One concerning finding from the DNA fingerprinting included “contamination,” meaning improved seeds had often been mixed with non-improved varieties. The research also found that some seeds lacked expected disease-resistance genes, which may contribute to lack of yield gains found in Guatemala and Honduras.
The Alliance’s Byron Reyes and Michigan State University’s Mywish Maredia, the study’s lead authors, wrote that the findings underscore “the need to move beyond adoption as a success metric.
“Instead, seed system performance should be judged by whether improved varieties, once adopted or widely used, deliver meaningful gains for farmers. Only by integrating breeding, seed delivery, farmer support, and monitoring systems can investments translate into resilient, farmer-centered outcomes,” they said.
Pathways to improvement
Nicaragua’s relative success points to stronger formal and informal seed systems, pipelines for the release of MVs, public distribution and community seed banks. However, the discrepancy between the system’s supply and farmer demand needs to be addressed.

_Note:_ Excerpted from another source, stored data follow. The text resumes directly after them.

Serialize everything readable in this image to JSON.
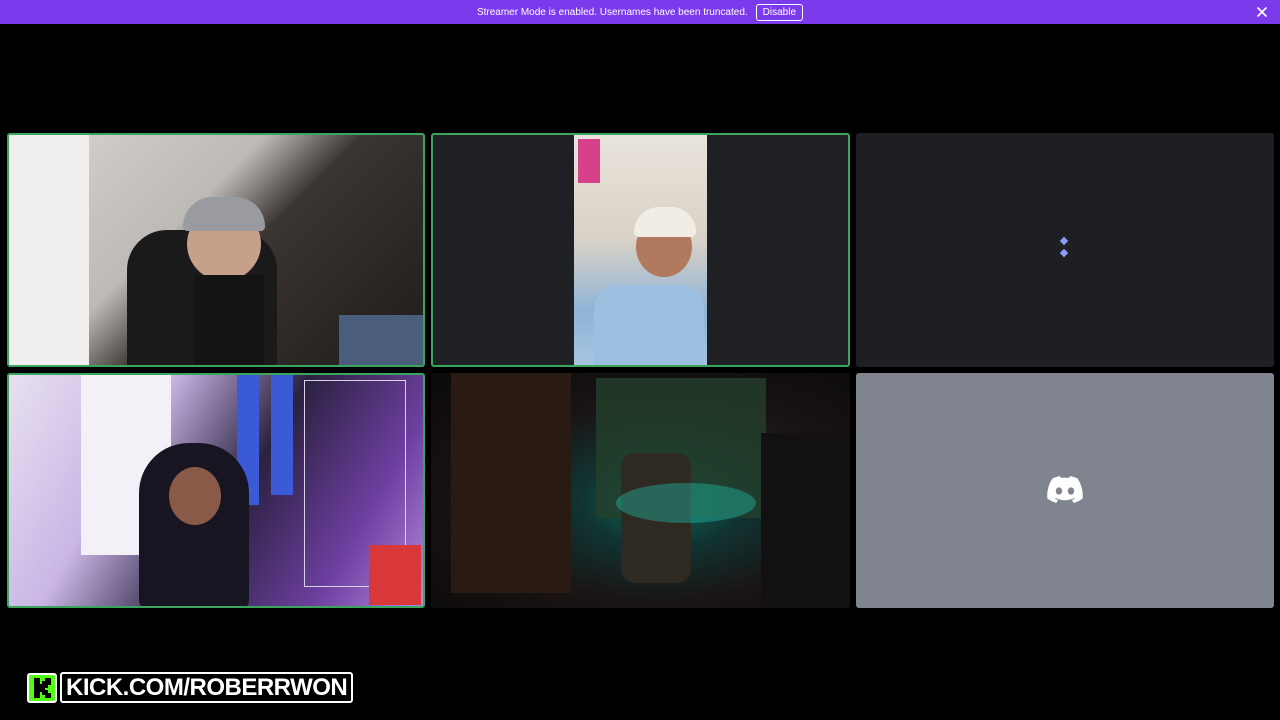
{
  "banner": {
    "text": "Streamer Mode is enabled. Usernames have been truncated.",
    "button_label": "Disable",
    "color": "#7c3aed"
  },
  "grid": {
    "tiles": [
      {
        "id": "participant-1",
        "kind": "video",
        "speaking": true
      },
      {
        "id": "participant-2",
        "kind": "video",
        "speaking": true
      },
      {
        "id": "participant-3",
        "kind": "loading",
        "speaking": false
      },
      {
        "id": "participant-4",
        "kind": "video",
        "speaking": true
      },
      {
        "id": "participant-5",
        "kind": "video",
        "speaking": false
      },
      {
        "id": "participant-6",
        "kind": "avatar",
        "icon": "discord-logo-icon",
        "speaking": false
      }
    ],
    "speaking_color": "#3ba55d"
  },
  "overlay": {
    "brand_icon": "kick-logo-icon",
    "url": "KICK.COM/ROBERRWON",
    "accent": "#53fc18"
  }
}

Other recommendations from the authors include:
1. Genetic Integrity: Targeted investment in varietal maintenance and genetic purification is crucial to prevent contamination and preserve the performance potential of improved varieties.
2. Quality Assurance: Strengthening seed quality control mechanisms throughout the entire seed value chain, especially in public and donor-supported distribution programs.

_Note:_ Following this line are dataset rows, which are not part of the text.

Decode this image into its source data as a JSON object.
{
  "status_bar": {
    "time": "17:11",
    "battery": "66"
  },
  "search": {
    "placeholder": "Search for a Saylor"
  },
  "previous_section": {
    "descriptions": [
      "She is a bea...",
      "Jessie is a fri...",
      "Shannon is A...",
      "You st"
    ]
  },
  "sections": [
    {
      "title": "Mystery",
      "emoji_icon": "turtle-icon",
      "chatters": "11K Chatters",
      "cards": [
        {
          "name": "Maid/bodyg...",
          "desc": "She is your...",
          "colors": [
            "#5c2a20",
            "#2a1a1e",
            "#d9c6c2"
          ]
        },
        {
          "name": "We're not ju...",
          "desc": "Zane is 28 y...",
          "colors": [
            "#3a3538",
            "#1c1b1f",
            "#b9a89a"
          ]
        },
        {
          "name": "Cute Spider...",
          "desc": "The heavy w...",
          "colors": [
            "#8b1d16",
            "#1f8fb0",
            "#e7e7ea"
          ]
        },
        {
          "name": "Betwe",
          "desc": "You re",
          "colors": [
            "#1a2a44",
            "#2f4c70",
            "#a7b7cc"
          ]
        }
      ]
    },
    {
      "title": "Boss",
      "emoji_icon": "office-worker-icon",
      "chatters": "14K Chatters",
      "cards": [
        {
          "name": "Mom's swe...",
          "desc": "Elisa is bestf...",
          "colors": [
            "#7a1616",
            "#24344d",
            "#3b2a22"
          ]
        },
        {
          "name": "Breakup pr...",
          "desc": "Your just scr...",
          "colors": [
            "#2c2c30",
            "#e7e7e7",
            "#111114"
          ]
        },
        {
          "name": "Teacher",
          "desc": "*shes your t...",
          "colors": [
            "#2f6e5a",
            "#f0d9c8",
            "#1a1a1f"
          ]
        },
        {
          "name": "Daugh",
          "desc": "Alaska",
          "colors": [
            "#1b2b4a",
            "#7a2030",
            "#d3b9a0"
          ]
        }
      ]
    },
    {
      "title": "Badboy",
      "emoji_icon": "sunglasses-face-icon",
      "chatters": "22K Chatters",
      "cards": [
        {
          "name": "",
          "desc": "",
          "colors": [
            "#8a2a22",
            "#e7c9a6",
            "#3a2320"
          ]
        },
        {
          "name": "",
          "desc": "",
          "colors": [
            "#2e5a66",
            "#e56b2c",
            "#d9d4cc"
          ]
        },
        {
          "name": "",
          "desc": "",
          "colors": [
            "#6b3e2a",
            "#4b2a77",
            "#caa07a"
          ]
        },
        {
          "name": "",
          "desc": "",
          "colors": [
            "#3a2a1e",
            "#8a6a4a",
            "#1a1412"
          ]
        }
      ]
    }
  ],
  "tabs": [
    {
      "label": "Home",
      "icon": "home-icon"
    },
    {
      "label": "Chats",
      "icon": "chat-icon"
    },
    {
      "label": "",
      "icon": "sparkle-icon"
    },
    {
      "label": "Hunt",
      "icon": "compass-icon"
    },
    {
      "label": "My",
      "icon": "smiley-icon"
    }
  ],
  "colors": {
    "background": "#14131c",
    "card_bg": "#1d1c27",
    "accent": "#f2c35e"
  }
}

3. Farmer-Centric Breeding: Aligning breeding pipelines with farmer needs and local agroecological realities to ensure that developed varieties are truly suitable and beneficial – one possible reason seeds underperform is that they are not adapted to environments where they are being grown.
4. Real-World Monitoring: Continuously monitoring varietal performance under actual farmer conditions, rather than just controlled trials, to capture the impact of management variability and resource constraints.
5. Broader Metrics: Future research should expand beyond adoption rates to include economic, nutritional, and social outcomes, and explore factors like landscape heterogeneity and connectivity to better understand farmer decision-making and seed system dynamics.
“These priorities do not preclude other public investments in agriculture, they represent foundational elements for ensuring that varietal research and seed distribution efforts translate into tangible on-farm gains,” the researchers concluded. “Only by integrating breeding, seed delivery, farmer support, and monitoring systems can investments translate into resilient, farmer-centered outcomes.”